Saphira masih belum bisa melupakan pertemuannya dengan Zephyr kemarin. Kata-katanya terus terngiang di kepalanya, “Androsia adalah tempat di mana dunia-dunia bertemu.” Apa yang dimaksudnya? Mengapa dia harus siap? Pertanyaan itu membayangi pikirannya, bahkan saat dia berjalan menuju kelas pada pagi hari yang cerah itu.

Langkah kakinya terhenti sejenak di depan taman bunga yang berada di samping gedung utama sekolah. Taman itu adalah tempat favoritnya sejak hari pertama tiba di sini. Bunga-bunga berwarna cerah—merah, ungu, dan kuning—bertebaran dengan rapi. Tetapi ada sesuatu yang berbeda hari ini. Di tengah taman, bunga-bunga ungu itu seakan membentuk pola tertentu. Pola itu tidak biasa, seolah-olah mereka sedang membentuk jejak atau arah tertentu.

Penasaran, Saphira mendekat. “Apa ini?” bisiknya pelan, saat pandangannya terpaku pada bunga-bunga itu. Rasanya seperti ajakan—seolah taman itu ingin menunjukkan sesuatu padanya. Dan meskipun akalnya berkata tidak untuk mengikuti naluri ini, hatinya berkata sebaliknya.

Dia perlahan mengikuti pola yang terbentuk dari deretan bunga ungu, kakinya membawa dirinya semakin masuk ke dalam taman. Langkah demi langkah, hingga ia menemukan sesuatu yang sama sekali tidak ia duga. Di balik semak-semak tinggi, tersembunyi pintu kecil yang tampaknya terbuat dari kayu tua. Pintu itu tampak usang, catnya mengelupas, dan warnanya hampir menyatu dengan batang pohon di sekitarnya. Jika Saphira tidak melihat pola bunga tadi, ia mungkin tak akan pernah menyadarinya.

Saphira menatap pintu itu dengan heran. “Apa ada ruangan di belakang sini?” gumamnya, bertanya pada diri sendiri. Perlahan, ia menyentuh gagang pintu yang dingin dan sedikit berkarat.

Tanpa pikir panjang, Saphira memutar gagangnya. Terdengar suara berderit yang panjang dan berat saat pintu itu terbuka, memperlihatkan sebuah lorong sempit di baliknya. Jantung Saphira berdegup lebih cepat—apakah ini bagian dari sekolah? Mengapa tidak ada yang memberitahunya tentang ini?

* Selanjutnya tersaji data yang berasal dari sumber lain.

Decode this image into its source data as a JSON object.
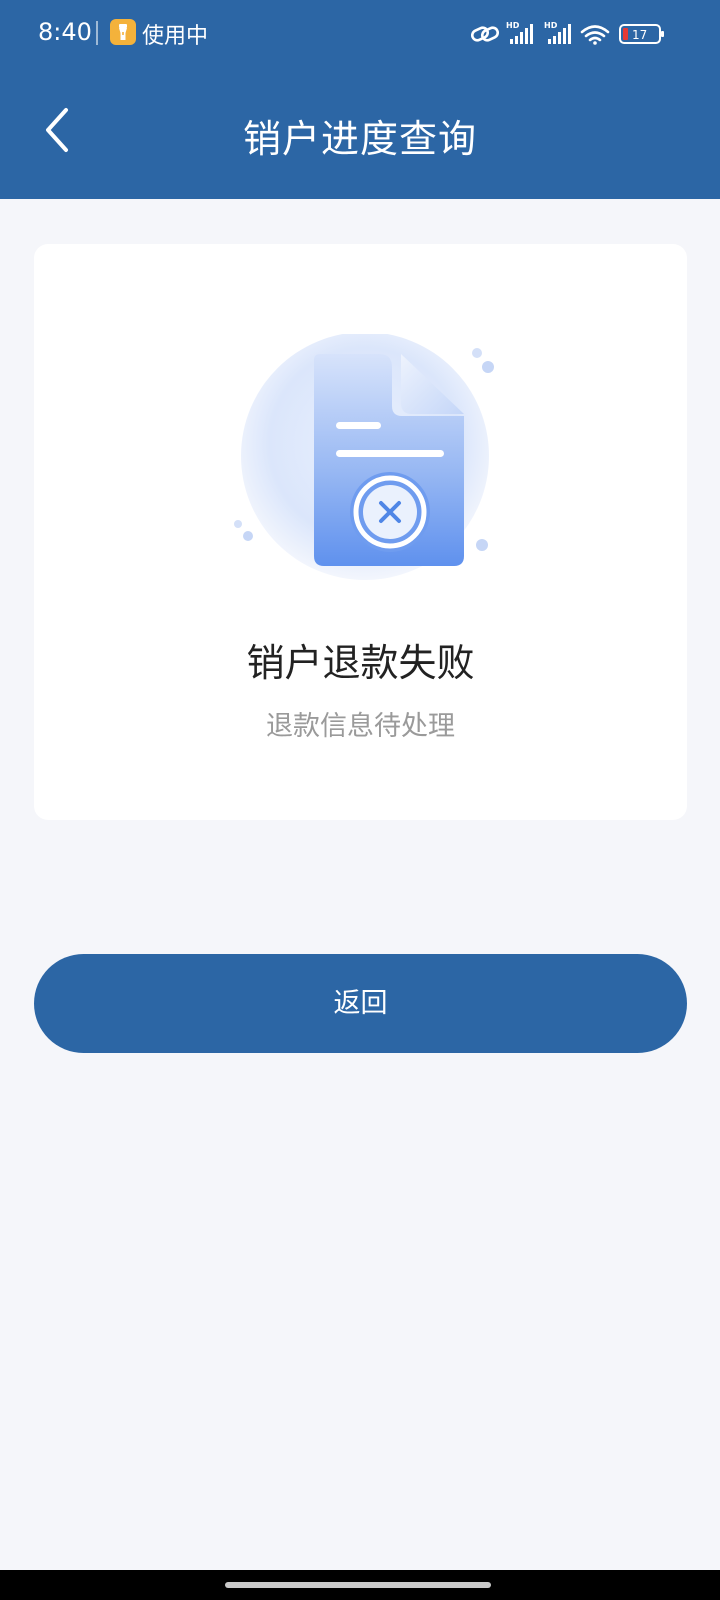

Perlahan, dia melangkah masuk. Dinding lorong terbuat dari batu yang sangat tua, dan aroma lembap menyelimuti setiap sudutnya. Cahaya dari belakang mulai memudar ketika Saphira berjalan lebih dalam, dan sekarang hanya ada sedikit sinar yang menembus dari beberapa celah kecil di atas. Semakin jauh dia berjalan, suasana semakin hening. Di ujung lorong itu, samar-samar tampak cahaya berwarna emas yang berpendar pelan.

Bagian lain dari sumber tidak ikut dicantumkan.